The Resident Patient
"He has a cup of tea taken in to him early every morning. When the maid entered, about seven, there the unfortunate fellow was hanging in the middle of the room.


The Greek Interpreter
It was after tea on a summer evening, and the conversation, which had roamed in a desultory, spasmodic fashion from golf clubs to the causes of the change in the obliquity of the ecliptic, came round at last to the question of atavism and hereditary aptitudes.


The Naval Treaty
The table was all laid, and just as I was about to ring Mrs. Hudson entered with the tea and coffee. A few minutes later she brought in three covers, and we all drew up to the table, Holmes ravenous, I curious, and Phelps in the gloomiest state of depression.

The Adventure of the Three Students
"It was about half-past four. That is Mr. Soames' tea time."


The Adventure of the Abbey Grange
It was not until we had consumed some hot tea at the station and taken our places in the Kentish train that we were sufficiently thawed, he to speak and I to listen. Holmes drew a note from his pocket, and read aloud: ...

The Valley of Fear
"Mrs. Douglas had visitors to tea," said Ames. "I couldn't raise it until they went. Then I wound it up myself."
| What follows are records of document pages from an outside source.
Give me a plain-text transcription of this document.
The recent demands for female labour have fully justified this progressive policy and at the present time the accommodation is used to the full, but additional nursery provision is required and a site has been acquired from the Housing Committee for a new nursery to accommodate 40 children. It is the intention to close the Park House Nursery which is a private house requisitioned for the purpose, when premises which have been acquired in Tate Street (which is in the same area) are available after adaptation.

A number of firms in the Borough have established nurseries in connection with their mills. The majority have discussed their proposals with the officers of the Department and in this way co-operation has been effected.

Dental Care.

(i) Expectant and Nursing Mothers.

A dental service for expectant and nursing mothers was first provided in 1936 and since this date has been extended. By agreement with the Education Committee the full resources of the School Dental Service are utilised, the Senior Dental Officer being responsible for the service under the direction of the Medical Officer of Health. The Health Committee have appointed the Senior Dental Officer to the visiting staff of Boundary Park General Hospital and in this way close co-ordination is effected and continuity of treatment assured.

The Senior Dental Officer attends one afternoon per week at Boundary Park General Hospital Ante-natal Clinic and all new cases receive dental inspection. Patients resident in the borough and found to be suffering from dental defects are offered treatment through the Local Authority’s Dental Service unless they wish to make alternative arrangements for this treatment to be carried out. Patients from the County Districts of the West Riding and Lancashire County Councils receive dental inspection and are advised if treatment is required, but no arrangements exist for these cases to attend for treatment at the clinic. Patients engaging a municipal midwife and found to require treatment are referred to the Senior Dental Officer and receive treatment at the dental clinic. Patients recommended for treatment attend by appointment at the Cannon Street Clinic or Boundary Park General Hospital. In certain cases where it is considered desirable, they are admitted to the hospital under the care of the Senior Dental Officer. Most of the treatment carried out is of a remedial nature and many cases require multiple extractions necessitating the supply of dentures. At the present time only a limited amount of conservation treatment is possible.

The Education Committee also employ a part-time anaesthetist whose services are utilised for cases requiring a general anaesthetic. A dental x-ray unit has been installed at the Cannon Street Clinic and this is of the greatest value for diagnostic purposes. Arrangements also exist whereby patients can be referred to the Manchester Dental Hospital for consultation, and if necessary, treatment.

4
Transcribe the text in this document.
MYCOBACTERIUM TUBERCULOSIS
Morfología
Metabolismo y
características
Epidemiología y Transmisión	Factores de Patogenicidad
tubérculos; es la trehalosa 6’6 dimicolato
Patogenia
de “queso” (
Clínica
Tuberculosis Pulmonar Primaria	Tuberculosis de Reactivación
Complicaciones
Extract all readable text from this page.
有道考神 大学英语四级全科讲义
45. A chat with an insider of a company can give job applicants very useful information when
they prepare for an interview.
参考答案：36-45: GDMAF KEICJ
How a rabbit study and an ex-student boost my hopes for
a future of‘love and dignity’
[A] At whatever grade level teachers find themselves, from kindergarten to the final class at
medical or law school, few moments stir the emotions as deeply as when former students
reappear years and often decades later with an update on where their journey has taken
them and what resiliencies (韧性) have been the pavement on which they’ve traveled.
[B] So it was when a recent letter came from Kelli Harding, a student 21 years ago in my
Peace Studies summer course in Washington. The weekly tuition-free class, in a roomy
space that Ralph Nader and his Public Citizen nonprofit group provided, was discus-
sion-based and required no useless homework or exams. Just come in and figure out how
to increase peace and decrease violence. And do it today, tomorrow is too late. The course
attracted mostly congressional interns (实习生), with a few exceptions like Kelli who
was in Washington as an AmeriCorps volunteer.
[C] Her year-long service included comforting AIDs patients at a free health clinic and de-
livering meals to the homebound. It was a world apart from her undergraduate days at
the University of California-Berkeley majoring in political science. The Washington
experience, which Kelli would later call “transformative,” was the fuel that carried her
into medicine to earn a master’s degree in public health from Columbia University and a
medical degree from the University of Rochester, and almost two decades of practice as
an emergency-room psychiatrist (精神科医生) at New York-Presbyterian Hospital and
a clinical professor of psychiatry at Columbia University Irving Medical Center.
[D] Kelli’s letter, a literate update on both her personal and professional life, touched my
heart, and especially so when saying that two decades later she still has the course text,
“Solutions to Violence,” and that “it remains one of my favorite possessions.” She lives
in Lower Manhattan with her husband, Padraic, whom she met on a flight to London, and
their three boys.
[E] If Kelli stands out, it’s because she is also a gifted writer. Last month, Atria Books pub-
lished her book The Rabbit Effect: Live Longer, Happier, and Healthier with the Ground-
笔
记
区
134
The Adventure of the Cardboard Box
'Well, I don't know now whether it was pure devilry on the part of this woman, or whether she thought that she could turn me against my wife by encouraging her to misbehave. Anyway, she took a house just two streets off and let lodgings to sailors. Fairbairn used to stay there, and Mary would go round to have tea with her sister and him.




The Adventure of the Devil's Foot
At his invitation we had taken tea at the vicarage and had come to know, also, Mr. Mortimer Tregennis, an independent gentleman, who increased the clergyman's scanty resources by taking rooms in his large, straggling house...


The Adventure of the Illustrious Client
"There was no difficulty about that, for I simply sent in my card. He is an excellent antagonist, cool as ice, silky voiced and soothing as one of your fashionable consultants, and poisonous as a cobra. He has breeding in him -- a real aristocrat of crime, with a superficial suggestion of afternoon tea and all the cruelty of the grave behind it. Yes, I am glad to have had my attention called to Baron Adelbert Gruner."

The Adventure of the Three Gables
"That would hardly justify all this mystery. Besides, why should they not openly state what they want? If they covet your tea-set, they can surely offer a price for it without buying you out, lock, stock, and barrel.


The Adventure of the Sussex Vampire
Sir: Our client, Mr. Robert Ferguson, of Ferguson and Muirhead, tea brokers, of Mincing Lane, has made some inquiry from us in a communication of even date concerning vampires.



The Adventure of the Creeping Man
There is an early train to town, Watson, but I think we shall just have time for a cup of tea at the Chequers before we catch it."


The Adventure of the Lion's Mane
But that work met with an annoying interruption. I had hardly swallowed my early cup of tea and was starting for the each when I had a call from Inspector Bardle of the Sussex Constabulary -- a steady, solid, bovine man with thoughtful eyes, which looked at me now with a very troubled expression.